June 05, 2003

writing history

Due to some of the previous postings I've done on the writing of Australian history (eg., here) I keep getting the odd email criticising my interpretative approach to contemporary disputes in history.

The criticisms mostly come from those who adhere to an empiricist model of history and they think that interpretation of texts opens the door to "anything goes". Because of my focus on primary historical sources as texts and not as facts I am a seen to be light on the truth. Somehow an interpretative approach is acceptable in responding to films but not to historical events.

According to the advocates of the empiricial method, history should be a mirror of past reality and the various distortions (eg., personal bias, prejudice and faulty use of sources) should be removed so that we can possess objective knowledge. On this conception of writing history texts for the present, history can, and should, correspond to the reality of the past. So the emphasis is on getting the story straight. Radicals never get the story straight because they let their political enthusiasms (passions) get in the way. Method and evidence are to the fore because they are the royal road to Truth.

In this post I will make a couple of quick remarks about an interpretative approach by highlighting what is repressed by the empirical method.

First, it sees the connection between writing history and literature. It places the emphasis on the composition, creation and construction of writing different situated histories. These histories are a form of knowledge based around narratives, they presuppose a philosophy of history, politics, judgements about right and wrong etc and this literary narrative creates meanings about the past for us now.

Secondly, a Hegelian point. The empirical method represses the historical conceptual apparatus that works up, or orders , the atomic facts into a complex structure of a narrative. Without this conceptual apparatus we would have a jumble of unrelated facts and not historical knowledge. Call this this historicism.

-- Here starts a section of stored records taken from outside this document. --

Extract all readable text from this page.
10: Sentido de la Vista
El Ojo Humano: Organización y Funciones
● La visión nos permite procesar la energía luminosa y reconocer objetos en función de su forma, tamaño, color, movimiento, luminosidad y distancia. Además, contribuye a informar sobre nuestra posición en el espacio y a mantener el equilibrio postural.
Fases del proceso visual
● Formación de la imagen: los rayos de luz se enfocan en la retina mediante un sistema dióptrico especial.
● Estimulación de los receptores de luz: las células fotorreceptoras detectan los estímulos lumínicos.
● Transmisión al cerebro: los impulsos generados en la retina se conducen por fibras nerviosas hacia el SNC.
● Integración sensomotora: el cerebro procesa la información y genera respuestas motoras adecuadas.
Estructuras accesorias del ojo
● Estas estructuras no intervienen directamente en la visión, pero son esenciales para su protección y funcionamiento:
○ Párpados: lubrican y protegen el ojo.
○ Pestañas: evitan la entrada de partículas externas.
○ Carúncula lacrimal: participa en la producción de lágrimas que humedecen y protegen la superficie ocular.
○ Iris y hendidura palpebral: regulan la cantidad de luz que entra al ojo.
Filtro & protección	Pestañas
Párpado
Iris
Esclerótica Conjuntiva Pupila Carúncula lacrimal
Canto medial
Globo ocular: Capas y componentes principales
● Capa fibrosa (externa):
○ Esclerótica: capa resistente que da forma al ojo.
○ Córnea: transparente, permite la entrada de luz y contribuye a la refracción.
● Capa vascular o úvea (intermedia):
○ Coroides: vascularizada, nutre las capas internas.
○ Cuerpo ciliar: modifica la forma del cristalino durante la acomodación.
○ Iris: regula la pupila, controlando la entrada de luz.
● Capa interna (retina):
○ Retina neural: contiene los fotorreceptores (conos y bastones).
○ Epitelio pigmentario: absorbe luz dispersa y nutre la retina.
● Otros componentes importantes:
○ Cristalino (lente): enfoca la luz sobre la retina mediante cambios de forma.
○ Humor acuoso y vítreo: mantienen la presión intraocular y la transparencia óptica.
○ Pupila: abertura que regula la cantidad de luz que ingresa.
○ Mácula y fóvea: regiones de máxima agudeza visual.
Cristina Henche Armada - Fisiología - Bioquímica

In bringing the repressed to the foreground we have a different way of writing history--- a discourse that gives the past various meanings through the creation of written texts. As a discourse (a lot of interelated texts) history is different from the past. If you like, the past is what has gone and history is what historians have made aand are making of it. History texts are their reading of the past. As historicans they read it differently to geographers, ecologists or economists: ie they select different things to write about, approach the writing differently and work with a dissimilar conceptual apparatuses.

The above are simple points. They are what historians know. But they want to hammer it back into the empirical way of doing history. Somehow the latter is seen as the only legitimate way in Australia.

Posted by Gary Sauer-Thompson at June 5, 2003 03:14 PM | TrackBack

Ok, I will speculate here.

Empirical history is seen as the only legitimate way because of the way history is used by our society.

Emp. History is seen as history that can be presented in a court of law (Or maybe rather the court of public opinion.)

Interp. history is probably not seen as legitimate to present in such a court.

I think this is understandable- for a reader to appreciate the point that an interp. historian is trying to make, there needs to be a level of trust between reader and author.

And I put it to you that the level of trust simply isn't there anymore. (If it ever was there.)

Posted by: Scott Wickstein on June 7, 2003 04:51 AM

the other thing Scot is that interpretation is a form of creation, empirically interpretating presumes that its creation is actually a discovery or uncovering of the truth, they do not trust themselves, therefore they will not trust other intrepretations

all of this ignores the power of create the future through controlling the past,

or do i mean repress

Posted by: meika on June 7, 2003 03:25 PM

Discovery would be an apt analogy if history was a science, when in fact it is an art.

Posted by: Scott Wickstein on June 8, 2003 02:23 AM

I have done postgraduate history and it still amuses me that some historians and others seem to think that if it is written on an official government letter head that there is almost no need to interrogate/unpack/question the utility of this evidence. However, if you write history using film, or music, or a 'non-official' source, you are obliged to spend at least part of your time justifying the use of such sources.